MARANA – Imagine having a cotton field and this pink caterpillar like worm destroy it. Two decades of research by scientists and now a remarkable achievement is bringing hope to farmers and future crops.
“We have completely eliminated the pink bollworm which had been plaguing cotton growers a century,” said Head of Entomology at University of Arizona Bruce Tabashnik.
The University of Arizona was just given an award from the USDA for their work on eradicating these pests.
They might seem small but the pink bollworm can destroy an entire cotton field.
They are not native to North America. In fact, it was introduced by accident to Arizona 100 years ago.

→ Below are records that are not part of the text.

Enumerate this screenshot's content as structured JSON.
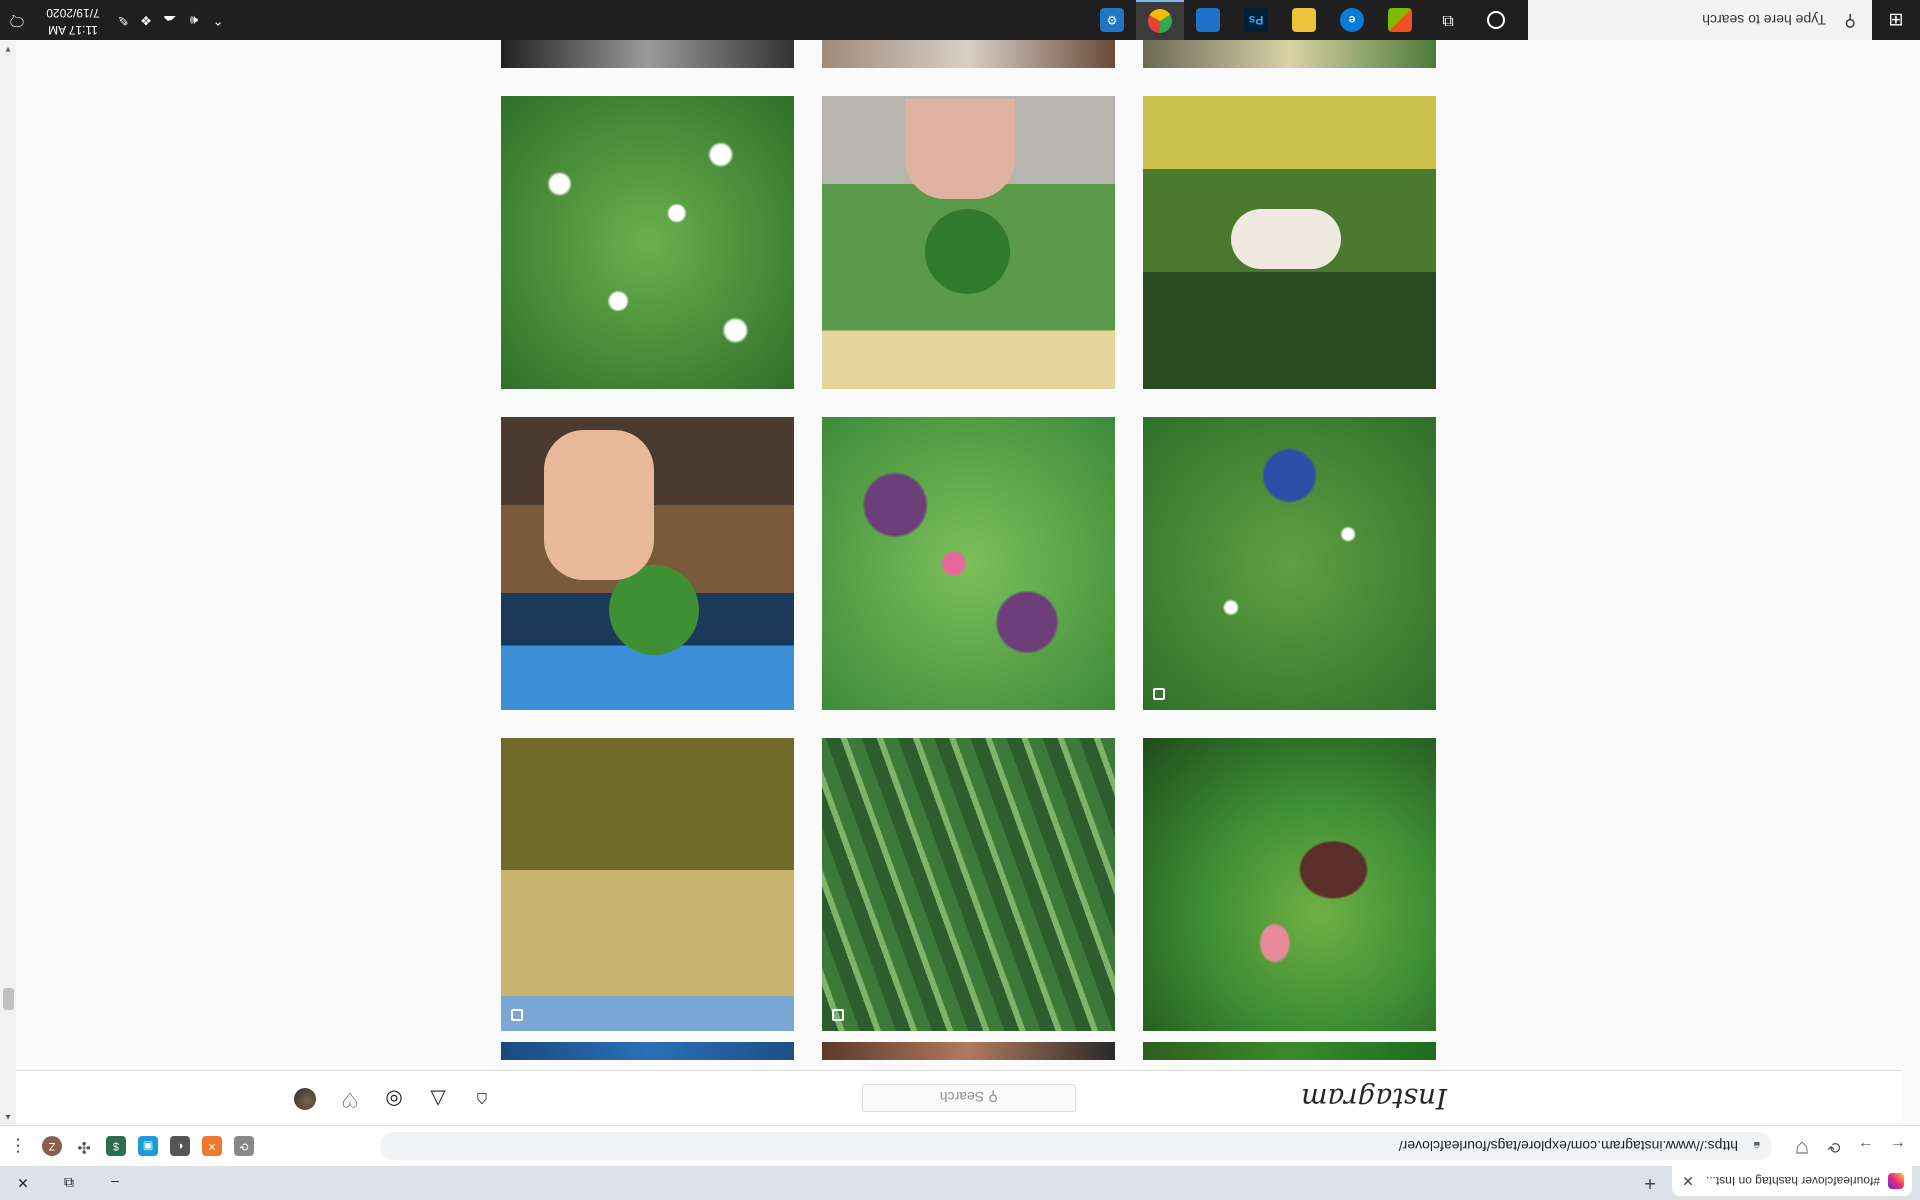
{
  "browser": {
    "tab_title": "#fourleafclover hashtag on Inst...",
    "tab_close": "✕",
    "new_tab": "+",
    "url": "https://www.instagram.com/explore/tags/fourleafclover/",
    "profile_initial": "Z",
    "window_min": "–",
    "window_restore": "⧉",
    "window_close": "✕"
  },
  "instagram": {
    "logo": "Instagram",
    "search_placeholder": "Search"
  },
  "taskbar": {
    "search_placeholder": "Type here to search",
    "time": "11:17 AM",
    "date": "7/19/2020"
  },
  "colors": {
    "clover_green": "#3f8f35",
    "dark_green": "#1f4d1c",
    "sky_blue": "#3a8fd6",
    "purple_leaf": "#6d3f7a",
    "instagram_gradient": [
      "#f9ce34",
      "#ee2a7b",
      "#6228d7"
    ]
  },
  "grid": {
    "tiles": [
      {
        "name": "white-clover-flowers-photo"
      },
      {
        "name": "hand-holding-clover-nails-photo"
      },
      {
        "name": "woman-in-yellow-flowers-photo"
      },
      {
        "name": "hand-holding-four-leaf-clover-photo"
      },
      {
        "name": "purple-oxalis-clover-photo"
      },
      {
        "name": "sneaker-in-clover-field-photo",
        "carousel": true
      },
      {
        "name": "bicycle-in-meadow-photo",
        "carousel": true
      },
      {
        "name": "clover-and-grass-photo",
        "carousel": true
      },
      {
        "name": "hand-holding-iron-cross-clover-photo"
      }
    ]
  }
}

“It gave the cotton growers fits trying to control, mainly with insecticides sprays and before this eradication program began, it was costing the cotton growers in the United States about $35 million a year,” said Tabashnik.
Cotton growers like Jon Post have spent hundreds of thousands of dollars trying to keep the pink bollworm out.
“If you look at the cotton field behind me, and it looks just perfectly white. When we were fighting pink bollworm there was every chance in the world that there would be no cotton on that plant, said Post.”
Cotton is used for a lot of items, from the clothes we wear to dish towels at home.
“The cotton industry is worth about $17 billion a year and creates 10’s of thousands of jobs,” said Tabashnik.
Post said this achievement by the U of A scientists is a pretty big deal.
“I mean to be able to fight this pink bollworm for 100 years and eventually win in the end, that’s a big deal.”